EX-10.15
Published on March 13, 2026
Exhibit 10.15
FACILITY LIMIT INCREASE AGREEMENT
This Facility Limit Increase Agreement (this “Facility Limit Increase Agreement”) is made as of December 29, 2025.
This Facility Limit Increase Agreement is delivered pursuant to Section 2.11 of that certain Amended and Restated Note Purchase Agreement, dated as of June 8, 2018 (as amended or otherwise modified from time to time, the “Note Purchase Agreement”), among Alliance Laundry Equipment Receivables Trust 2015-A, as the Issuer (the “Issuer”), Alliance Laundry Systems LLC, as the Servicer, Alliance Laundry Equipment Receivables 2015 LLC, as the Transferor, PNC Bank, National Association, as the Administrative Agent, PNC Capital Markets LLC, as the Structuring Agent, and the Note Purchasers and Funding Agents from time to time party thereto. Capitalized terms not defined herein shall have the meanings assigned to such terms in the Note Purchase Agreement.
The Committed Purchasers party hereto that have agreed to increase their respective Commitments in accordance with Section 2.11 of the Note Purchase Agreement (the “Increasing Purchasers”) agree as follows:
1.Each Increasing Purchaser agrees to increase its Commitment.

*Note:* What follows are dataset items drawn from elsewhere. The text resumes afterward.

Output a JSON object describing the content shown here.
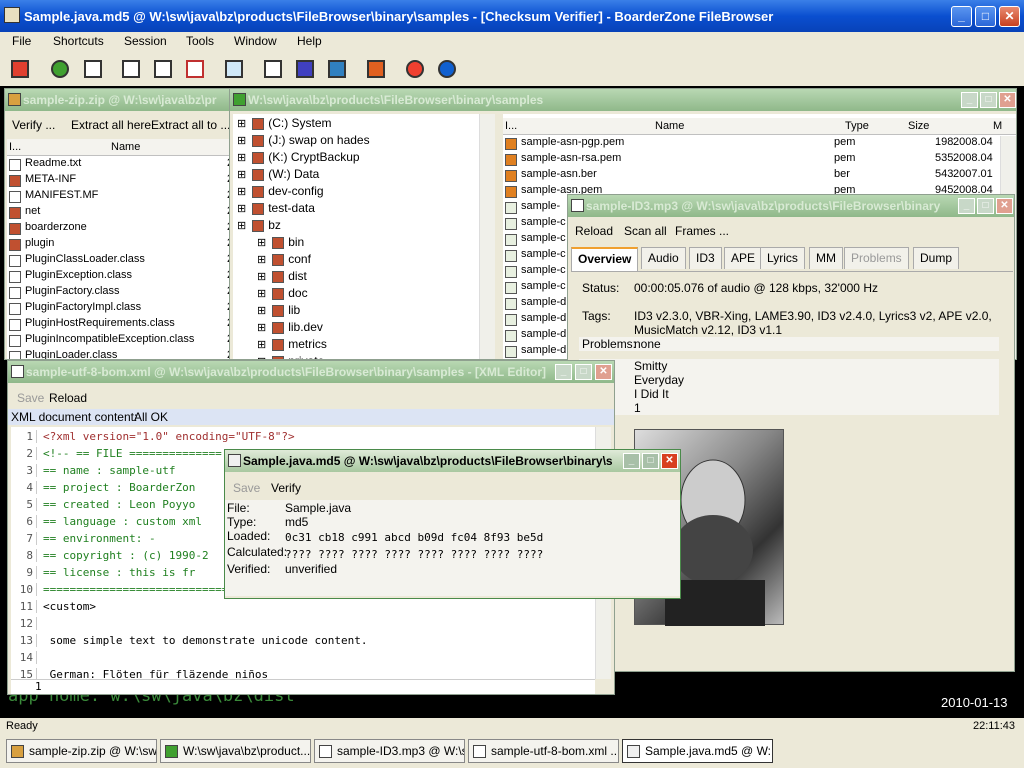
{
  "app": {
    "title": "Sample.java.md5 @ W:\\sw\\java\\bz\\products\\FileBrowser\\binary\\samples - [Checksum Verifier] - BoarderZone FileBrowser"
  },
  "menu": [
    "File",
    "Shortcuts",
    "Session",
    "Tools",
    "Window",
    "Help"
  ],
  "background": {
    "line1": "app home: w:\\sw\\java\\bz\\dist",
    "date": "2010-01-13"
  },
  "zip_window": {
    "title": "sample-zip.zip @ W:\\sw\\java\\bz\\pr",
    "buttons": [
      "Verify ...",
      "Extract all here",
      "Extract all to ..."
    ],
    "col_icon": "I...",
    "col_name": "Name",
    "files": [
      {
        "name": "Readme.txt",
        "s": "2",
        "icon": "doc"
      },
      {
        "name": "META-INF",
        "s": "2",
        "icon": "folder"
      },
      {
        "name": "MANIFEST.MF",
        "s": "2",
        "icon": "doc"
      },
      {
        "name": "net",
        "s": "2",
        "icon": "folder"
      },
      {
        "name": "boarderzone",
        "s": "2",
        "icon": "folder"
      },
      {
        "name": "plugin",
        "s": "2",
        "icon": "folder"
      },
      {
        "name": "PluginClassLoader.class",
        "s": "2",
        "icon": "q"
      },
      {
        "name": "PluginException.class",
        "s": "2",
        "icon": "q"
      },
      {
        "name": "PluginFactory.class",
        "s": "2",
        "icon": "q"
      },
      {
        "name": "PluginFactoryImpl.class",
        "s": "2",
        "icon": "q"
      },
      {
        "name": "PluginHostRequirements.class",
        "s": "2",
        "icon": "q"
      },
      {
        "name": "PluginIncompatibleException.class",
        "s": "2",
        "icon": "q"
      },
      {
        "name": "PluginLoader.class",
        "s": "2",
        "icon": "q"
      }
    ]
  },
  "browser_window": {
    "title": "W:\\sw\\java\\bz\\products\\FileBrowser\\binary\\samples",
    "tree": [
      {
        "label": "(C:) System",
        "lvl": 0
      },
      {
        "label": "(J:) swap on hades",
        "lvl": 0
      },
      {
        "label": "(K:) CryptBackup",
        "lvl": 0
      },
      {
        "label": "(W:) Data",
        "lvl": 0
      },
      {
        "label": "dev-config",
        "lvl": 0
      },
      {
        "label": "test-data",
        "lvl": 0
      },
      {
        "label": "bz",
        "lvl": 0
      },
      {
        "label": "bin",
        "lvl": 1
      },
      {
        "label": "conf",
        "lvl": 1
      },
      {
        "label": "dist",
        "lvl": 1
      },
      {
        "label": "doc",
        "lvl": 1
      },
      {
        "label": "lib",
        "lvl": 1
      },
      {
        "label": "lib.dev",
        "lvl": 1
      },
      {
        "label": "metrics",
        "lvl": 1
      },
      {
        "label": "private",
        "lvl": 1
      }
    ],
    "cols": {
      "icon": "I...",
      "name": "Name",
      "type": "Type",
      "size": "Size",
      "date": "M"
    },
    "files": [
      {
        "name": "sample-asn-pgp.pem",
        "type": "pem",
        "size": "198",
        "date": "2008.04"
      },
      {
        "name": "sample-asn-rsa.pem",
        "type": "pem",
        "size": "535",
        "date": "2008.04"
      },
      {
        "name": "sample-asn.ber",
        "type": "ber",
        "size": "543",
        "date": "2007.01"
      },
      {
        "name": "sample-asn.pem",
        "type": "pem",
        "size": "945",
        "date": "2008.04"
      },
      {
        "name": "sample-",
        "type": "",
        "size": "",
        "date": ""
      },
      {
        "name": "sample-c",
        "type": "",
        "size": "",
        "date": ""
      },
      {
        "name": "sample-c",
        "type": "",
        "size": "",
        "date": ""
      },
      {
        "name": "sample-c",
        "type": "",
        "size": "",
        "date": ""
      },
      {
        "name": "sample-c",
        "type": "",
        "size": "",
        "date": ""
      },
      {
        "name": "sample-c",
        "type": "",
        "size": "",
        "date": ""
      },
      {
        "name": "sample-d",
        "type": "",
        "size": "",
        "date": ""
      },
      {
        "name": "sample-d",
        "type": "",
        "size": "",
        "date": ""
      },
      {
        "name": "sample-d",
        "type": "",
        "size": "",
        "date": ""
      },
      {
        "name": "sample-d",
        "type": "",
        "size": "",
        "date": ""
      }
    ]
  },
  "mp3_window": {
    "title": "sample-ID3.mp3 @ W:\\sw\\java\\bz\\products\\FileBrowser\\binary",
    "buttons": [
      "Reload",
      "Scan all",
      "Frames ..."
    ],
    "tabs": [
      "Overview",
      "Audio",
      "ID3",
      "APE",
      "Lyrics",
      "MM",
      "Problems",
      "Dump"
    ],
    "status_label": "Status:",
    "status_value": "00:00:05.076 of audio @ 128 kbps, 32'000 Hz",
    "tags_label": "Tags:",
    "tags_value": "ID3 v2.3.0, VBR-Xing, LAME3.90, ID3 v2.4.0, Lyrics3 v2, APE v2.0, MusicMatch v2.12, ID3 v1.1",
    "problems_label": "Problems:",
    "problems_value": "none",
    "meta_lines": [
      "Smitty",
      "Everyday",
      "I Did It",
      "1"
    ]
  },
  "xml_window": {
    "title": "sample-utf-8-bom.xml @ W:\\sw\\java\\bz\\products\\FileBrowser\\binary\\samples - [XML Editor]",
    "buttons": [
      "Save",
      "Reload"
    ],
    "status_label": "XML document content:",
    "status_value": "All OK",
    "line_numbers": [
      "1",
      "2",
      "3",
      "4",
      "5",
      "6",
      "7",
      "8",
      "9",
      "10",
      "11",
      "12",
      "13",
      "14",
      "15"
    ],
    "lines": [
      "<?xml version=\"1.0\" encoding=\"UTF-8\"?>",
      "<!-- == FILE ==============",
      "== name       : sample-utf",
      "== project    : BoarderZon",
      "== created    : Leon Poyyo",
      "== language   : custom xml",
      "== environment: -",
      "== copyright  : (c) 1990-2",
      "== license    : this is fr",
      "=============================",
      "<custom>",
      "",
      "  some simple text to demonstrate unicode content.",
      "",
      "  German:   Flöten für fläzende niños"
    ],
    "footer_line": "1"
  },
  "md5_window": {
    "title": "Sample.java.md5 @ W:\\sw\\java\\bz\\products\\FileBrowser\\binary\\s",
    "buttons": [
      "Save",
      "Verify"
    ],
    "file_label": "File:",
    "file_value": "Sample.java",
    "type_label": "Type:",
    "type_value": "md5",
    "loaded_label": "Loaded:",
    "loaded_value": "0c31 cb18 c991 abcd b09d fc04 8f93 be5d",
    "calc_label": "Calculated:",
    "calc_value": "???? ???? ???? ???? ???? ???? ???? ????",
    "verified_label": "Verified:",
    "verified_value": "unverified"
  },
  "status": {
    "left": "Ready",
    "right": "22:11:43"
  },
  "tasks": [
    {
      "label": "sample-zip.zip @ W:\\sw..."
    },
    {
      "label": "W:\\sw\\java\\bz\\product..."
    },
    {
      "label": "sample-ID3.mp3 @ W:\\s..."
    },
    {
      "label": "sample-utf-8-bom.xml ..."
    },
    {
      "label": "Sample.java.md5 @ W:..."
    }
  ]
}
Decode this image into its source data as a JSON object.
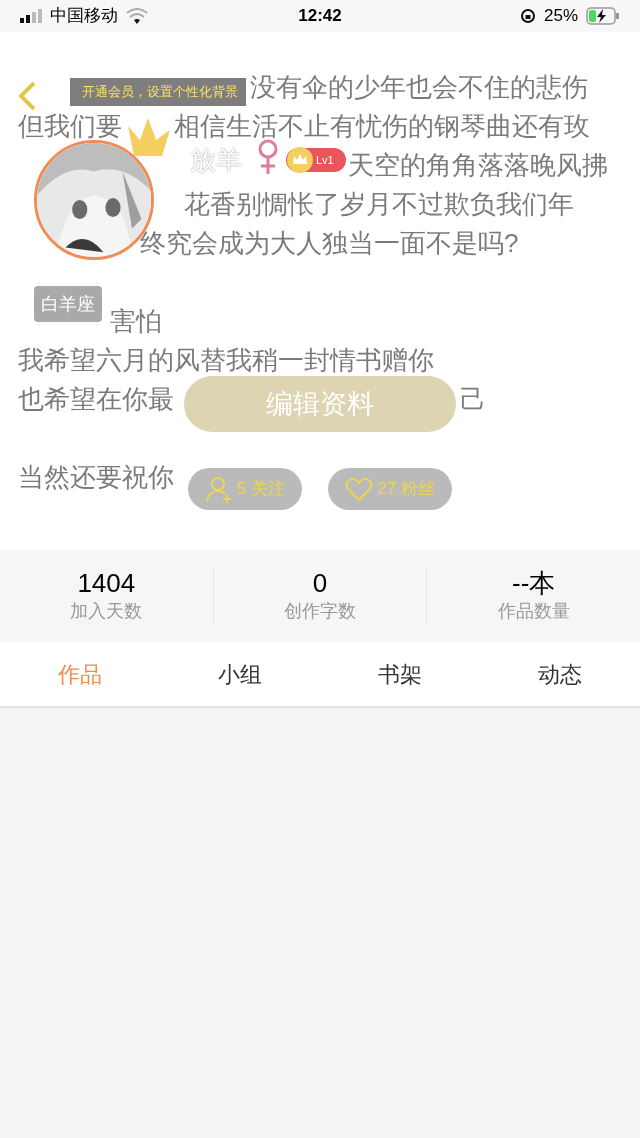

2. Following the execution of this Facility Limit Increase Agreement, it will be delivered to the Administrative Agent for acceptance and recording by the Administrative Agent. The effective date for this Facility Limit Increase Agreement (the “Effective Date”) shall be the date recited above, unless otherwise specified on Schedule I.
3.Upon such execution and delivery to the Administrative Agent, as of the Effective Date, each Increasing Purchaser shall have a new Commitment as specified on Schedule I.
4.This Facility Limit Increase Agreement shall be governed by, and construed in accordance with, the laws of the State of New York.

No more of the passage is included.